Das gemeinsame Positionspapier von HDE, DSTG und vzbv enthält dazu kurz-, mittel- und langfristige Maßnahmen für die Wiederherstellung gleicher Wettbewerbsbedingungen für alle Marktteilnehmer.
Wettbewerbsverzerrungen beim Online-Handel: Die kurz-, mittel- und langfristigen Maßnahmen zur Wiederherstellung gleicher Wettbewerbsbedingungen
Kurzfristig sollte die EU strengere Anforderungen an die gesetzlichen Vertreter der Online-Marktplätze einführen. Auf Bundesebene fordern die Verbände deshalb die Abschaffung der Zollfreigrenze von 150 Euro. Auf Länderebene geht es zudem darum, die Marktüberwachungsbehörden zu stärken und besser digital auszustatten.

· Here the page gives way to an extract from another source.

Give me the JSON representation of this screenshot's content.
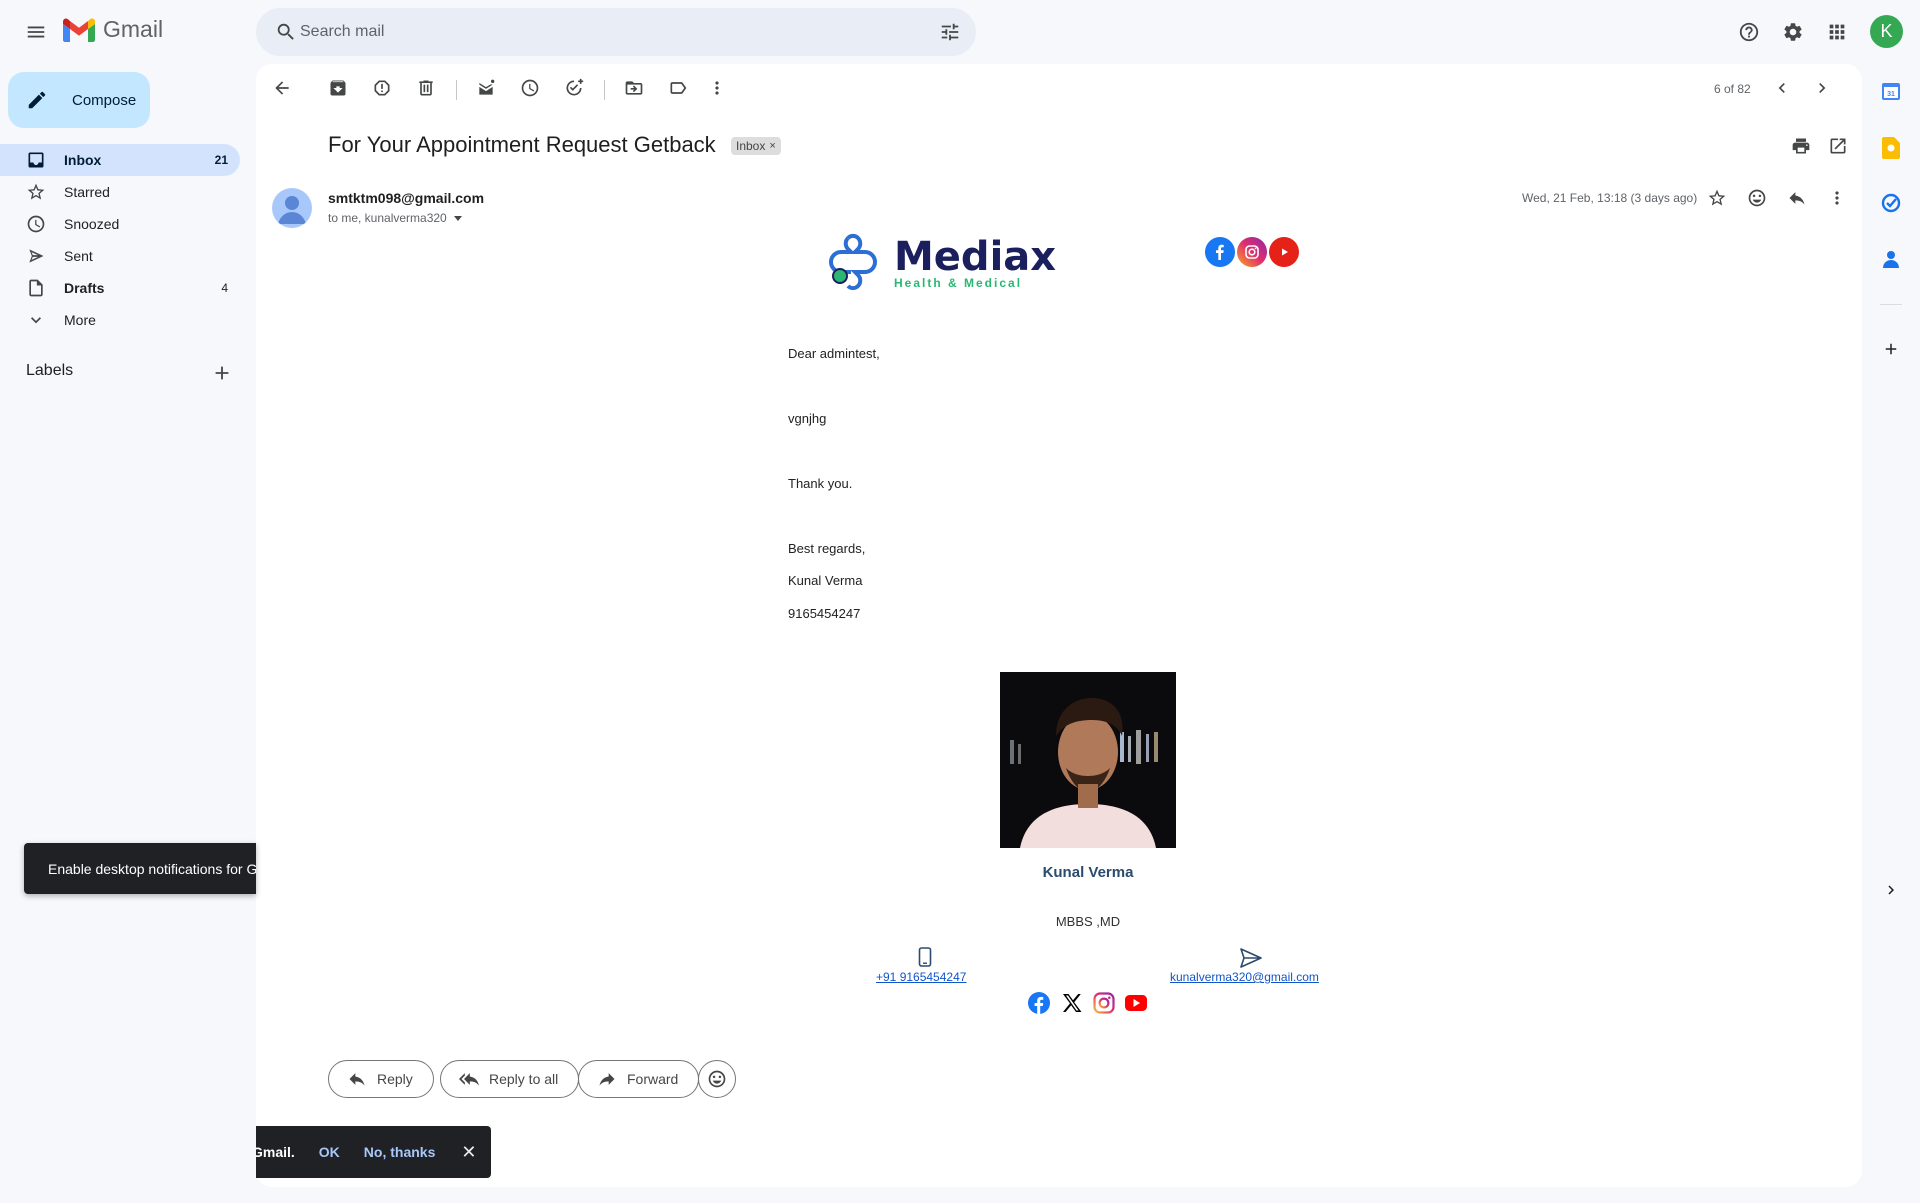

Mittelfristig muss die im Rahmen der Reform des EU-Zollkodex vorgesehene Einführung des fiktiven Einführers kommen. Das bedeutet, dass digitale Plattformen und Handelsunternehmen aus Drittstaaten zu sogenannten fiktiven Einführern erklärt werden. Diese verantworten dann für alle Zoll- und Steuerformalitäten sowie Zahlungen. Darüber hinaus fordern die Verbände eine verpflichtende Nutzung des Import-One-Stop-Shop bei der Einfuhrumsatzsteuer. Es bedarf zudem umfangreicherer Mitwirkungspflichten seitens der Anbieter und besserer Kontrollmöglichkeiten seitens der Behörden. Das Ziel dabei, den Markt zu regulieren. Die Verbände fordern zudem mittelfristig den Zoll europaweit und damit auch in Deutschland zu stärken.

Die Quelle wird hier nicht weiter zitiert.